The absence of emotional connectivity in the film continues to haunt
Ajit Duara Ajit Duara | 04 Aug, 2017
What this film gets spot on about the urban jungle called Gurgaon is the randomness of human action and thought. A man is shot at a toll booth for little or no reason, a musician is kidnapped and asked to sing in the wilderness for the amusement of a group of angst ridden young men, a woman is pawed in a bus by a man, and when she kicks him and gets off, a disembodied voice asks her why she gets so worked up about daily occurrences.
There seems to be something in the vibrations set off by this land that, from time to time, divorces people from family, culture or social context, and makes them look at themselves as lone rangers in a hostile universe who have to make unilateral decisions to protect their honour. That honour could consist of anything; manhood, ego, position, ownership of property or women, money. And everything they say or do to defend their positions, exists completely outside the ambit of the law and order machinery of the State.
In the case of the real estate tycoon in ‘Gurgaon’, Kehri Singh (Pankaj Tripathi), what is important to him at the beginning of the film is acceptance by the upwardly mobile class at Gurgaon. Fellow residents have acknowledged the success story of a simple farmer turned magnate through land deals; it matters not with what unscrupulousness he has arrived at where he is; a patriarch in a posh bungalow, surrounded by what he would like to see of a united family working towards fixed goals.
In point of fact, the family is rotating anti-clockwise to Kehri Singh’s aspirations. His favourite child, Preet (Ragini Khanna), in whose name he has acquired the properties, is bound to obedience by his benevolence. She has returned to India from higher education abroad and is bitterly resented by her older brother, Nikki (Akshay Oberoi), who has been granted no property title of his own, but has inherited a history of extreme violence from his lineage and environment. He is now completely unpredictable, virtually a psychopath, feared by his own father.
What director Shanker Raman attempts to do is to take this family in Gurgaon, show their disconnect with people and with social norms, and ascribe the corruption that went into the making of Gurgaon to the sense of alienation and dysfunctional behaviour that you see in the characters. So people in this movie seem to talk past each other, rather than address a person as an individual. Raman uses spaces and disembodied sounding voices to express this idea, which gives you a sense of deja vu and takes you back to multiple adaptations of the Mani Kaul school of cinema, espoused enthusiastically at the FTII of yore.
Curiously, rather than expressing the disorientation within the characters, this cinematic style only succeeds in alienating you further from the dramatic personae in the film, so much so that you lose all connect with them and fail to empathise with their situations. By artificially creating a distance between people, Raman has, ironically, caused the audience to switch off from their concerns. As a result, all you see of Kehri Singh’s troubles and his unhappiness, in the midst of unimaginable wealth, is a man staring morosely into space, with a whisky glass perpetually in his hand.
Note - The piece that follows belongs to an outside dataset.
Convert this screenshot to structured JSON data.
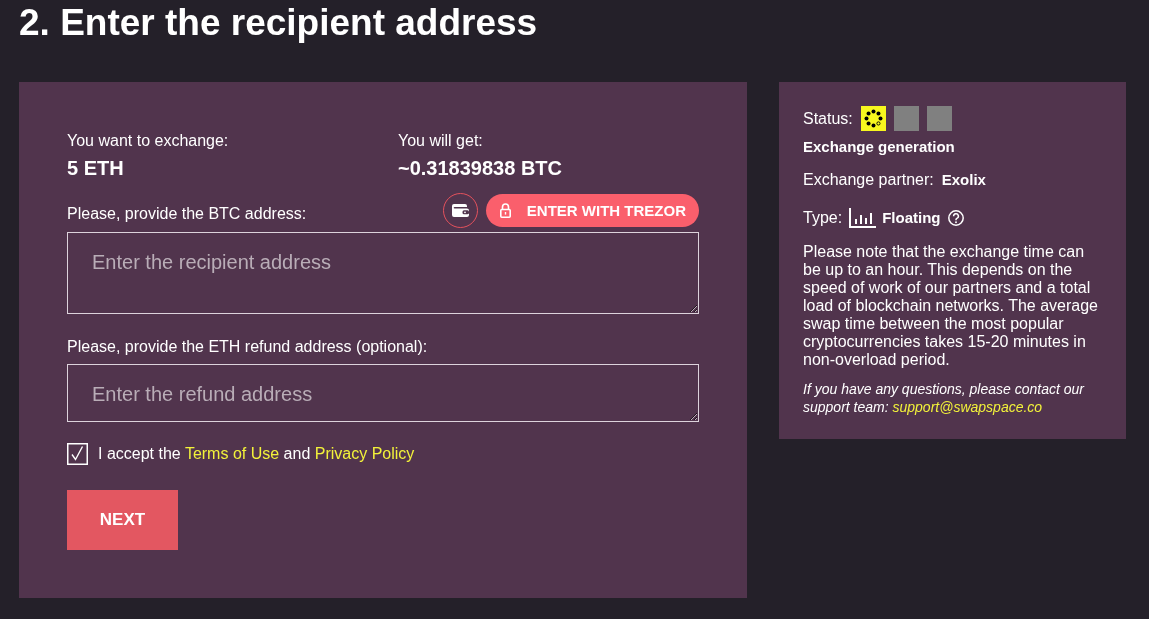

There is an excellent and conscious visual and sound design to be sure in ‘Gurgaon’, but when you have a narrative with characters who have a dark past and who are habituated to using random and sometimes inexplicable violence, you need those people to express their feelings, either to others or to the audience. Otherwise, to be honest, we just don’t get it.
In place of emotional conversations, Raman gives us striking images; images of the post modern intent of Gurgaon; psychedelic in the night, harsh in the light of day. One amazing scene has black birds flying in unison across the barren lands between malls and housing societies, a haunting image of the transformation of forest and agricultural land to concrete jungle.
But the absence of emotional connectivity in ‘Gurgaon’ continues to haunt, and by the end of the film we are in limbo, impressed by the movie’s design, but left unmoved by the characters and story.